'Azzun 'Atma, Sat 21.3.09, Morning

Hanah B., (reporter) Erica A. (guest) Translator: Orna B.


             Here there are 5 military vehicles of all sorts. Among them a Border Police jeep and a group of  about 20 soldiers, some of whom are reserve soldiers. The first Palestinians to go through the checkpoint are two residents of the house which is located on the south side of Route 505, by the marble workshop, and precisely opposite the checkpoint. They are on their way to the grocer's shop. One of them is carrying a two years old barefoot child. The soldiers demand that they identify themselves, although one can assume that these people frequent the grocer's shop quite often. After a short discussion they were allowed through and a few minutes later they return carrying bread and milk.  

             Meanwhile two reserve soldiers approached us. One spoke only French. They tried to find out if we deal with men who beat up their wives. We did not even try to answer – but suddenly the penny dropped for the Hebrew speaking one and he tried to give the "proper" explanation to the French guy. Now that the picture became clearer, we heard in French, which we understood only partially, who we are and what is our value. Meanwhile about 20 workmen gathered on their way to the marble workshop opposite us. They were all checked rigorously by a female soldier from the Border Police. Apart from one they all went through – although very slowly. The rest of the soldiers stood around, drinking cheerfully their morning coffee. The man who was refused permission to enter went back and a few minutes later returned with an older man who helped the female soldier look through the lists and the previously refused man went through. 

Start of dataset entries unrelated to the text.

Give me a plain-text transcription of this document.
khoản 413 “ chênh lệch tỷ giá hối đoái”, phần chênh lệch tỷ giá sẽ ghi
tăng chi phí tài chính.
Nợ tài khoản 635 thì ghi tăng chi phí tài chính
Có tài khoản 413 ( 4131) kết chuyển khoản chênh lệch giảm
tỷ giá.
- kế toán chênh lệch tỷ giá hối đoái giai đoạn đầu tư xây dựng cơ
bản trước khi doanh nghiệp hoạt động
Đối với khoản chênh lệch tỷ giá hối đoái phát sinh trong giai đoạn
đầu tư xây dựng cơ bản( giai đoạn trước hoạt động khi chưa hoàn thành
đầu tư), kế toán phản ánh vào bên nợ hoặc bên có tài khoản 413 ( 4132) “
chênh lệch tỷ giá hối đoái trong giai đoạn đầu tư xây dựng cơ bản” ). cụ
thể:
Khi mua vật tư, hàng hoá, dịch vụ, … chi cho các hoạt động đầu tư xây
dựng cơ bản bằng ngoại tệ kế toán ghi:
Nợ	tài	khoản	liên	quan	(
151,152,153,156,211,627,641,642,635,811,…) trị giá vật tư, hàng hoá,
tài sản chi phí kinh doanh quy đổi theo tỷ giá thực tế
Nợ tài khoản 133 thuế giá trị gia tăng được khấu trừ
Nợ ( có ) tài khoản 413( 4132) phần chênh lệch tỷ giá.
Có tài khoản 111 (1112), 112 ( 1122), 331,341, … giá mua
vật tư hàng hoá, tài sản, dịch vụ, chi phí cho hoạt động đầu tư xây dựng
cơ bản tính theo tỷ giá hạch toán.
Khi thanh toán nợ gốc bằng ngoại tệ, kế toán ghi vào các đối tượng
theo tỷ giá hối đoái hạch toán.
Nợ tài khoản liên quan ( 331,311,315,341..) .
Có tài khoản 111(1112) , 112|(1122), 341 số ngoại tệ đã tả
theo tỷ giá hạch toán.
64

 We walked a bit from side to side in order to observe the checkpoint, when an officer approached us (a reserve soldier with a long pony tail) and introduced himself as Uriah. He is the deputy company commander of the company who will be serving here until the end of the month. 

 After a short conversation we got his telephone number (052 4580957) with a request that we call him any time we see anything out of the ordinary in the area. We told him of the article in the newspaper Voice of the City, and we did not get the impression that he was surprised. "Everything is possible". After about an hour the soldiers left the area and the remaining shift comprised of the female BP soldier and two 'bodyguards'.

Traffic is very thin, typical for Saturday. Even at the 'Agricultural' Checkpoint we met only one woman and an older man. In conversations with passersby we heard complaints about what goes on here during the rest of the week. The Occupation at its best!